The three-dimensional ultrasound scan by the technique employed in the current work suffers from a limited field of view (37.4 mm × 29°), which could be a challenge for a larger specimen. One solution to this challenge could be freehand 3D ultrasound techniques. Freehand scanners enable the examination of the region of interest (ROI) in arbitrary directions and positions. However, positions and orientations of 2D B-scans are required for reconstructing 3D images, which adds up to the complexity of the method, and the accuracy of the results needs to be explored further.

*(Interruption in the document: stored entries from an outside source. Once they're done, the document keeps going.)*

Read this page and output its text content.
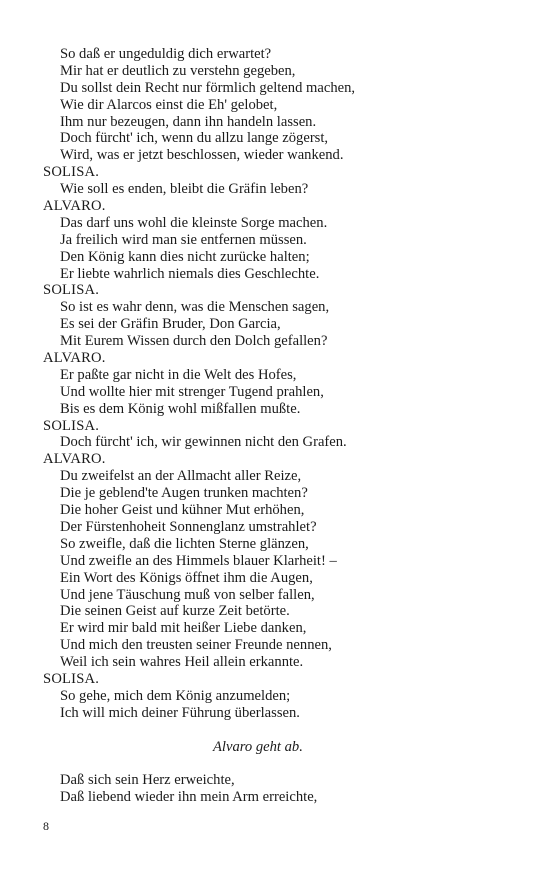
So daß er ungeduldig dich erwartet?
Mir hat er deutlich zu verstehn gegeben,
Du sollst dein Recht nur förmlich geltend machen,
Wie dir Alarcos einst die Eh' gelobet,
Ihm nur bezeugen, dann ihn handeln lassen.
Doch fürcht' ich, wenn du allzu lange zögerst,
Wird, was er jetzt beschlossen, wieder wankend.
SOLISA.
Wie soll es enden, bleibt die Gräfin leben?
ALVARO.
Das darf uns wohl die kleinste Sorge machen.
Ja freilich wird man sie entfernen müssen.
Den König kann dies nicht zurücke halten;
Er liebte wahrlich niemals dies Geschlechte.
SOLISA.
So ist es wahr denn, was die Menschen sagen,
Es sei der Gräfin Bruder, Don Garcia,
Mit Eurem Wissen durch den Dolch gefallen?
ALVARO.
Er paßte gar nicht in die Welt des Hofes,
Und wollte hier mit strenger Tugend prahlen,
Bis es dem König wohl mißfallen mußte.
SOLISA.
Doch fürcht' ich, wir gewinnen nicht den Grafen.
ALVARO.
Du zweifelst an der Allmacht aller Reize,
Die je geblend'te Augen trunken machten?
Die hoher Geist und kühner Mut erhöhen,
Der Fürstenhoheit Sonnenglanz umstrahlet?
So zweifle, daß die lichten Sterne glänzen,
Und zweifle an des Himmels blauer Klarheit! –
Ein Wort des Königs öffnet ihm die Augen,
Und jene Täuschung muß von selber fallen,
Die seinen Geist auf kurze Zeit betörte.
Er wird mir bald mit heißer Liebe danken,
Und mich den treusten seiner Freunde nennen,
Weil ich sein wahres Heil allein erkannte.
SOLISA.
So gehe, mich dem König anzumelden;
Ich will mich deiner Führung überlassen.
Alvaro geht ab.
Daß sich sein Herz erweichte,
Daß liebend wieder ihn mein Arm erreichte,
8
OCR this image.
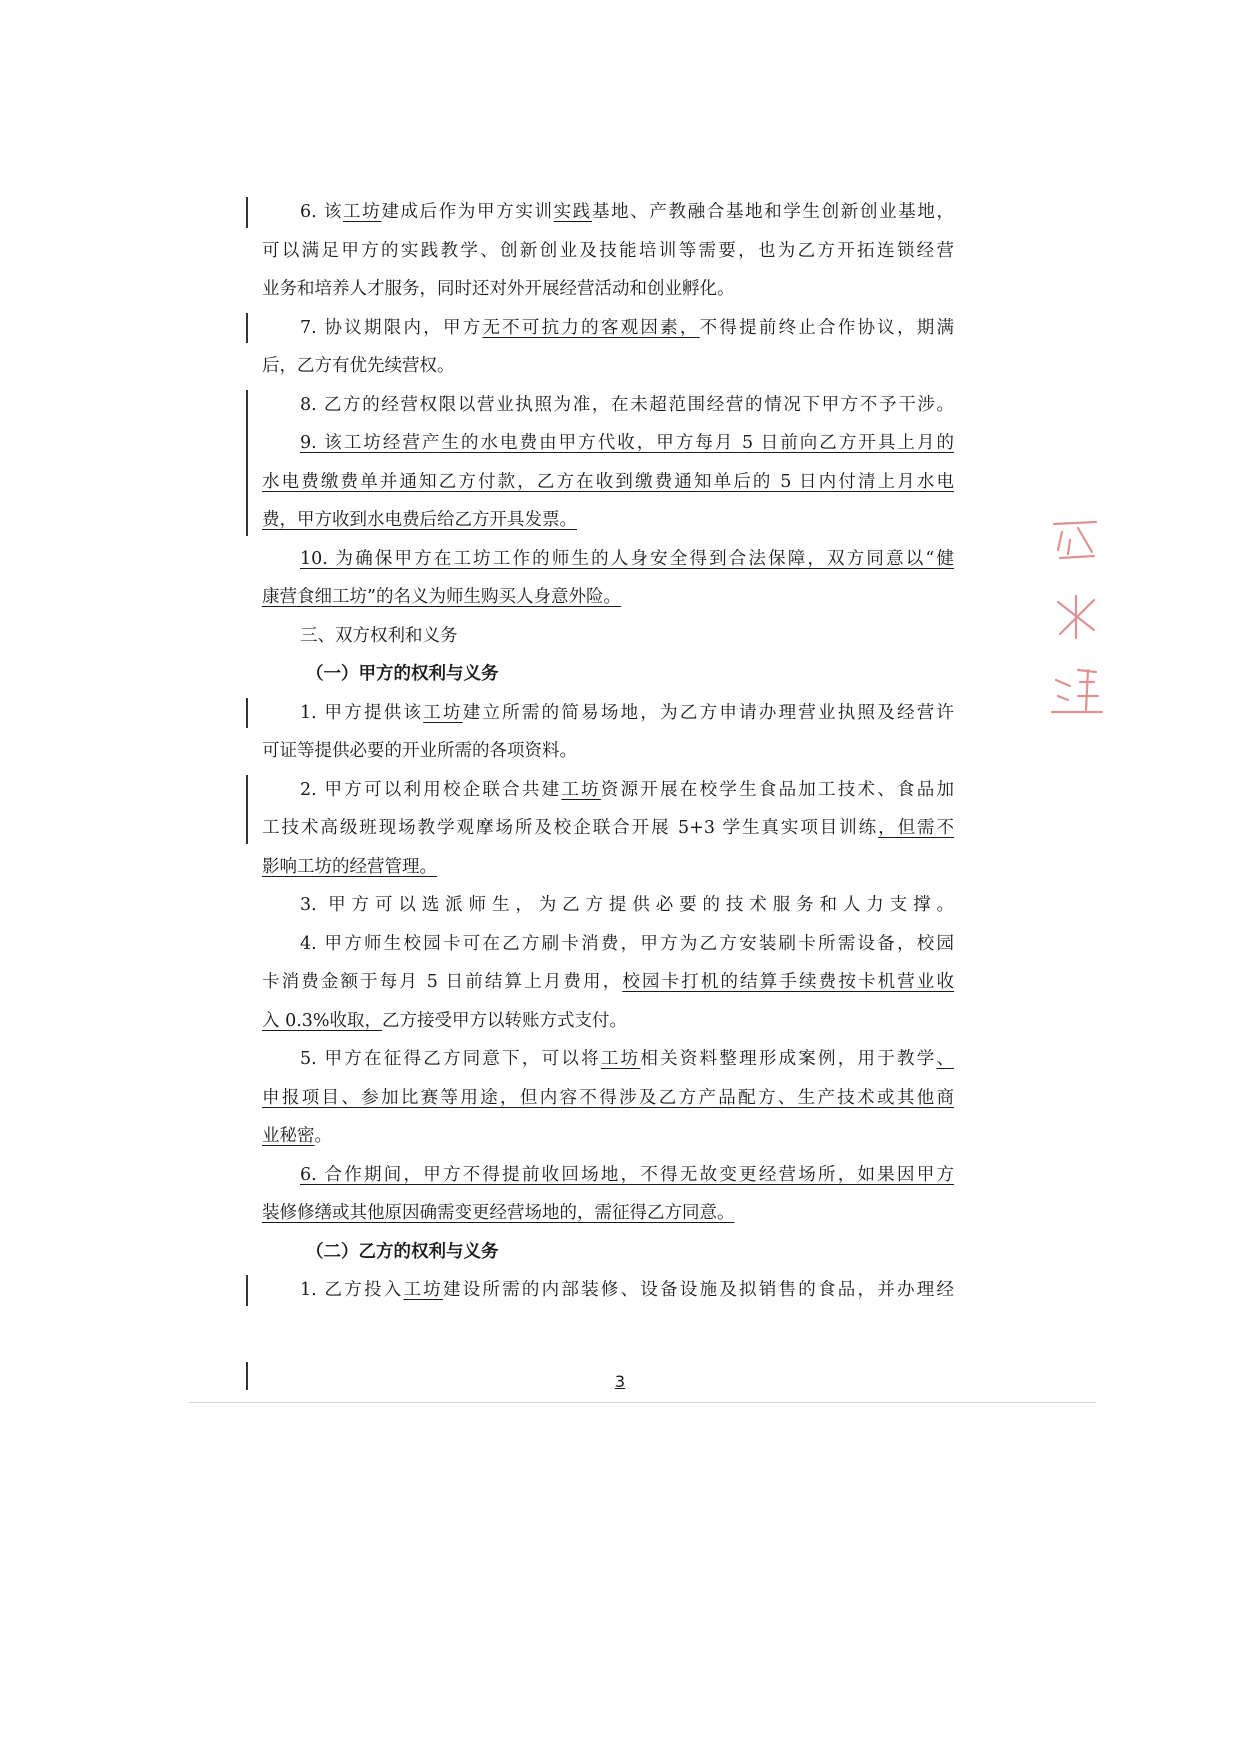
6. 该工坊建成后作为甲方实训实践基地、产教融合基地和学生创新创业基地，
可以满足甲方的实践教学、创新创业及技能培训等需要，也为乙方开拓连锁经营
业务和培养人才服务，同时还对外开展经营活动和创业孵化。
7. 协议期限内，甲方无不可抗力的客观因素，不得提前终止合作协议，期满
后，乙方有优先续营权。
8. 乙方的经营权限以营业执照为准，在未超范围经营的情况下甲方不予干涉。
9. 该工坊经营产生的水电费由甲方代收，甲方每月 5 日前向乙方开具上月的
水电费缴费单并通知乙方付款，乙方在收到缴费通知单后的 5 日内付清上月水电
费，甲方收到水电费后给乙方开具发票。
10. 为确保甲方在工坊工作的师生的人身安全得到合法保障，双方同意以“健
康营食细工坊”的名义为师生购买人身意外险。
三、双方权利和义务
（一）甲方的权利与义务
1. 甲方提供该工坊建立所需的简易场地，为乙方申请办理营业执照及经营许
可证等提供必要的开业所需的各项资料。
2. 甲方可以利用校企联合共建工坊资源开展在校学生食品加工技术、食品加
工技术高级班现场教学观摩场所及校企联合开展 5+3 学生真实项目训练，但需不
影响工坊的经营管理。
3. 甲方可以选派师生，为乙方提供必要的技术服务和人力支撑。
4. 甲方师生校园卡可在乙方刷卡消费，甲方为乙方安装刷卡所需设备，校园
卡消费金额于每月 5 日前结算上月费用，校园卡打机的结算手续费按卡机营业收
入 0.3%收取，乙方接受甲方以转账方式支付。
5. 甲方在征得乙方同意下，可以将工坊相关资料整理形成案例，用于教学、
申报项目、参加比赛等用途，但内容不得涉及乙方产品配方、生产技术或其他商
业秘密。
6. 合作期间，甲方不得提前收回场地，不得无故变更经营场所，如果因甲方
装修修缮或其他原因确需变更经营场地的，需征得乙方同意。
（二）乙方的权利与义务
1. 乙方投入工坊建设所需的内部装修、设备设施及拟销售的食品，并办理经
3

Our animal model had the disadvantage that the density of the “tumor-tissue” and the background tissue was very similar, resulting in very low contrast between the tissues on CT. In patients, this is overcome by including a contrast agent in the examination, but this is not feasible ex vivo. The delineation of the tumor would probably have been more accurate with a larger difference in densities.

5. Conclusions

Three-dimensional ultrasound is a feasible imaging method for the measurement of soft tissue volume in an animal model comparable to CT. However, this is a pilot study of the concept and further studies on animal models as well as clinical trials on different tumor types are necessary to confirm the result. The low cost and portability of ultrasound make this a promising imaging modality that may be useful in the operating room for tumor assessment.